Originally titled Moon Walk, the production was intended to be a vehicle for Jean Simmons. Contract obligations, however, were at play and Shirley Jones ended up with the role. After an academy-award-winning performance in Elmer Gantry (1960), she was hoping to concentrate on serious roles, but instead Jones was assigned to comedies such as The Courtship of Eddie's Father (1963). Jones reluctantly fulfilled her contract despite her reluctance to take on "fluff" roles in a rom-com like A Ticklish Affair. Despite the "screen chemistry" of the leads, critics did not consider the film interesting family fare.
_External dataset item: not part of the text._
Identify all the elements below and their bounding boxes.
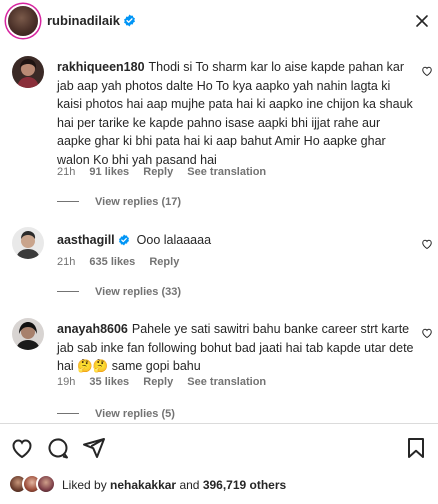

Principal photography for A Ticklish Affair took place in and around Naval Air Station North Island in Coronado, California, with the U.S. Navy providing access to its naval resources. Former child star and actor, Lieutenant Commander Frank Coghlan, Jr., USN, who was also a serving U.S. naval officer and Naval Aviator, provided the armed forces liaison for the film. Filming at NAS North Island included scenes aboard the aircraft carrier USS Coral Sea and the use of operational aircraft and helicopters, even a U.S. Navy blimp.

==Reception==
A Ticklish Affair was not well received by critics, who dismissed it as overly sentimental. Reviewer Colin Bennett of The Age called it, "the kind of glossy, sentimental family comedy which is made with the entire cooperation of the United States Navy. Characters and situations are from a well-tried formula ... The piece-de-resistance of this shatteringly wholesome affair is the rescue by the said navy of one small boy floating out to sea dangling from a cluster of balloons."

Film historian Eric Monder was especially critical of Shirley Jones' performance, characterizing it as "simply dull." Jones soon left Hollywood behind to star in Broadway productions and later as the matron of television's The Partridge Family (1970–1974).